How To Overcome Imposter Syndrome

How To Overcome Imposter Syndrome

Feeling like an imposter is a common feeling for many. And it’s especially common amongst minority students.

The feeling of imposter syndrome is based on that “you’ve only succeeded due to luck, and not because of your talent or qualifications,” according to Time.

Brandon Monteith, an Harvard Business School alum, says he felt imposter syndrome throughout business school, despite being admitted to one of the top MBA programs in the world. He wrote about his experience with imposter syndrome for Forbes and offered a few tips for overcoming it.

“I was anxious—doing my best to defy my introverted tendencies, impress admissions officers, and make lasting connections with my cohort,” Monteith writes. “As I looked around, I just knew that I didn’t measure up. I was an imposter. This was a feeling I couldn’t shake even after I was admitted to HBS. Even after I worked through hundreds of case studies, passed exams, and walked across the graduation stage last May.


Many feel imposter syndrome because they look around and don’t see others who look like them or have come from the same experiences as they have. And while this may contribute to feeling as if you don’t belong, Montieth says, being yourself is actually one of the best ways to overcome imposter syndrome.  
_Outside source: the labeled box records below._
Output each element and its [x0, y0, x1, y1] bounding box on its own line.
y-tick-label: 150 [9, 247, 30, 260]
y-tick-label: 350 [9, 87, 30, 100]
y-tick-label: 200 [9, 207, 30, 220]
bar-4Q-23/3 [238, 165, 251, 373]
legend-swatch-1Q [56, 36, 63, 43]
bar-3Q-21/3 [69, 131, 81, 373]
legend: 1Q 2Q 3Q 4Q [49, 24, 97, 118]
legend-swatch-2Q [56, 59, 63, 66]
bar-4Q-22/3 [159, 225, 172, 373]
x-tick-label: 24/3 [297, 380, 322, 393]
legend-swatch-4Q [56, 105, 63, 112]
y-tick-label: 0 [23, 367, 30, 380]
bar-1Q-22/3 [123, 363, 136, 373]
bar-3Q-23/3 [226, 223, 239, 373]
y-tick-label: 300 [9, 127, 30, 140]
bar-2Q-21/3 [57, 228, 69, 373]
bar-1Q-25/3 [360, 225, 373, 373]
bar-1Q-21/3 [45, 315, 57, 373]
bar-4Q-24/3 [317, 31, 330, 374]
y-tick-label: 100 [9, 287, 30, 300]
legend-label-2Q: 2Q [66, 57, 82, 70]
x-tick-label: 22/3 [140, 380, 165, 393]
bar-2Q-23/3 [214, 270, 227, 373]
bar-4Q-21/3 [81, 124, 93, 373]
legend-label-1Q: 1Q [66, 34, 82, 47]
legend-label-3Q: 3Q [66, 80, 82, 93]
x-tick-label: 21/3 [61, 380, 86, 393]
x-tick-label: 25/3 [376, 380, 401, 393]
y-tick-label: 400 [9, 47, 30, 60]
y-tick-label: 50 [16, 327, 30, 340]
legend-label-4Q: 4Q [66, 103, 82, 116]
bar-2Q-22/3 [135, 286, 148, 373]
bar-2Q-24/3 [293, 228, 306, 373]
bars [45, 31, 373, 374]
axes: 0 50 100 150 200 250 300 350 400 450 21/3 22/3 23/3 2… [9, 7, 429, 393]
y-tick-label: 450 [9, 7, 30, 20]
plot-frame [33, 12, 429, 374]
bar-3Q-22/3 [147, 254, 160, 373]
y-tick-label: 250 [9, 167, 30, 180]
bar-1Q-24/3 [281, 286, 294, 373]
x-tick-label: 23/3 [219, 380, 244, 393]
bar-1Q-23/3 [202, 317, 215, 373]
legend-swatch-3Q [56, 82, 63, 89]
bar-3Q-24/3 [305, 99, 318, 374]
“Don’t try to fit the mold of who you think the archetypal ‘HBS student’ or ‘Kellogg student’ is,” Monteith writes. “Admissions officers have amassed a pretty large sample size at this point. They can tell the difference between genuine and feigned behavior.”


It’s important, Monteith says, to keep an open mind throughout B-school – from exploring potential careers to engaging with others.

“As you explore post-graduation career paths, don’t limit yourself to what you wrote in your essays,” Monteith writes. “Have in-depth conversations with classmates from different backgrounds. Take classes outside of your comfort zone. Life may take you down a completely unexpected career path.”


For those suffering with imposter syndrome, it may feel like there is nobody who looks like you or understands your experiences. Despite this difficulty, Monteith says, it’s worth taking the time to learn the culture of your B-school and, ultimately, find your people.

“Every school has its own culture. Even if your personal values don’t perfectly align with those of your classmates and/or the administration, learn how to navigate it effectively,” he writes. “Lean on your community for support and become friends with people from your respective affinity clubs on campus. This is where you’ll find your ‘ride-or-dies’ for when times get tough.”